Écrire. Dans l’urgence, dans la douleur.

Écrire pour figer ces moments effroyables en les emprisonnant dans des phrases. Écrire, c’est brûler vif, mais c’est aussi renaître de ses cendres, affirmait Blaise Cendrars…

Écrire, n’importe quoi, mais le faire ; comme une nécessité,  ce qui ne peut pas ne pas être, écrire pour résister à ce qui ne sera plus.

Il était comme mon père et peut-être plus encore, parce que le père, « ce n’est pas celui qui a donné la vie ou celui qui paie les biberons. C’est celui qui aime », disait Pagnol. D’une certaine manière, on s’était choisi. J’avais deux ans quand il a épousé ma mère et décidé de m’élever.
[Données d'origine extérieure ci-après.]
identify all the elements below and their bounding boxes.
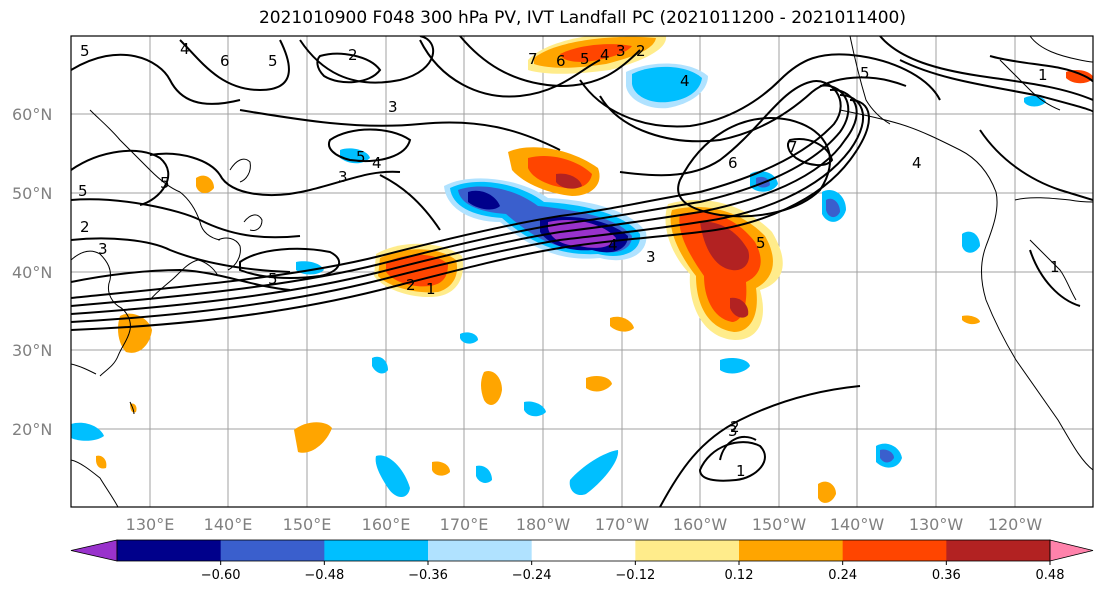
contour-label: 5 bbox=[268, 52, 278, 70]
map-content: 5 4 6 5 2 7 6 5 4 3 2 3 4 5 1 3 5 4 3 2 … bbox=[71, 36, 1093, 507]
contour-label: 7 bbox=[528, 50, 538, 68]
contour-label: 4 bbox=[912, 154, 922, 172]
lon-label: 150°E bbox=[283, 515, 332, 534]
contour-label: 1 bbox=[736, 462, 746, 480]
colorbar-cell bbox=[428, 540, 533, 561]
contour-label: 3 bbox=[646, 248, 656, 266]
colorbar-extend-low bbox=[70, 539, 118, 562]
colorbar-ticks: −0.60 −0.48 −0.36 −0.24 −0.12 0.12 0.24 0.36 0.4… bbox=[201, 561, 1065, 583]
lat-label: 40°N bbox=[12, 263, 52, 282]
contour-label: 1 bbox=[426, 280, 436, 298]
colorbar-tick-label: 0.12 bbox=[725, 568, 754, 583]
pv-contours bbox=[71, 36, 1093, 507]
contour-label: 4 bbox=[600, 46, 610, 64]
lon-label: 140°E bbox=[204, 515, 253, 534]
lon-label: 150°W bbox=[752, 515, 807, 534]
colorbar-cells bbox=[70, 539, 1094, 562]
colorbar-tick-label: 0.36 bbox=[932, 568, 961, 583]
contour-label: 5 bbox=[580, 50, 590, 68]
colorbar-tick-label: −0.24 bbox=[512, 568, 552, 583]
contour-label: 4 bbox=[180, 40, 190, 58]
lon-label: 180°W bbox=[516, 515, 571, 534]
colorbar-extend-high bbox=[1049, 539, 1094, 562]
contour-label: 6 bbox=[728, 154, 738, 172]
colorbar-cell bbox=[324, 540, 429, 561]
coastlines bbox=[71, 36, 1093, 507]
contour-label: 5 bbox=[80, 42, 90, 60]
contour-label: 2 bbox=[406, 276, 416, 294]
lat-label: 60°N bbox=[12, 105, 52, 124]
colorbar-cell bbox=[739, 540, 844, 561]
contour-label: 4 bbox=[608, 236, 618, 254]
contour-label: 5 bbox=[860, 64, 870, 82]
lon-label: 160°W bbox=[673, 515, 728, 534]
colorbar-cell bbox=[946, 540, 1051, 561]
colorbar-outline bbox=[116, 539, 1051, 562]
lon-label: 130°E bbox=[126, 515, 175, 534]
contour-label: 5 bbox=[160, 174, 170, 192]
contour-label: 1 bbox=[1050, 258, 1060, 276]
contour-label: 5 bbox=[356, 148, 366, 166]
contour-label: 6 bbox=[220, 52, 230, 70]
contour-label: 2 bbox=[636, 42, 646, 60]
colorbar-tick-label: −0.60 bbox=[201, 568, 241, 583]
contour-label: 7 bbox=[788, 138, 798, 156]
lat-label: 20°N bbox=[12, 420, 52, 439]
contour-label: 6 bbox=[556, 52, 566, 70]
lon-label: 120°W bbox=[988, 515, 1043, 534]
contour-label: 2 bbox=[80, 218, 90, 236]
map-frame bbox=[70, 35, 1094, 508]
contour-label: 3 bbox=[338, 168, 348, 186]
lon-label: 140°W bbox=[830, 515, 885, 534]
colorbar-cell bbox=[635, 540, 740, 561]
colorbar-cell bbox=[117, 540, 222, 561]
contour-label: 4 bbox=[680, 72, 690, 90]
colorbar: −0.60 −0.48 −0.36 −0.24 −0.12 0.12 0.24 0.36 0.4… bbox=[70, 539, 1094, 583]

Il a su apprivoiser l’enfant que j’étais alors et nous avons tissé, au fil du temps, une très belle relation père-fille dont je suis demeurée riche toute ma vie.

Nous vivons une horreur.

Privée de le voir et de le réconforter tandis que sa jambe se gangrène, c’est moi que l’on ampute de la douceur que je voudrais lui offrir. Je ne peux que m’assurer, à distance, qu’il n’y ait aucun acharnement thérapeutique.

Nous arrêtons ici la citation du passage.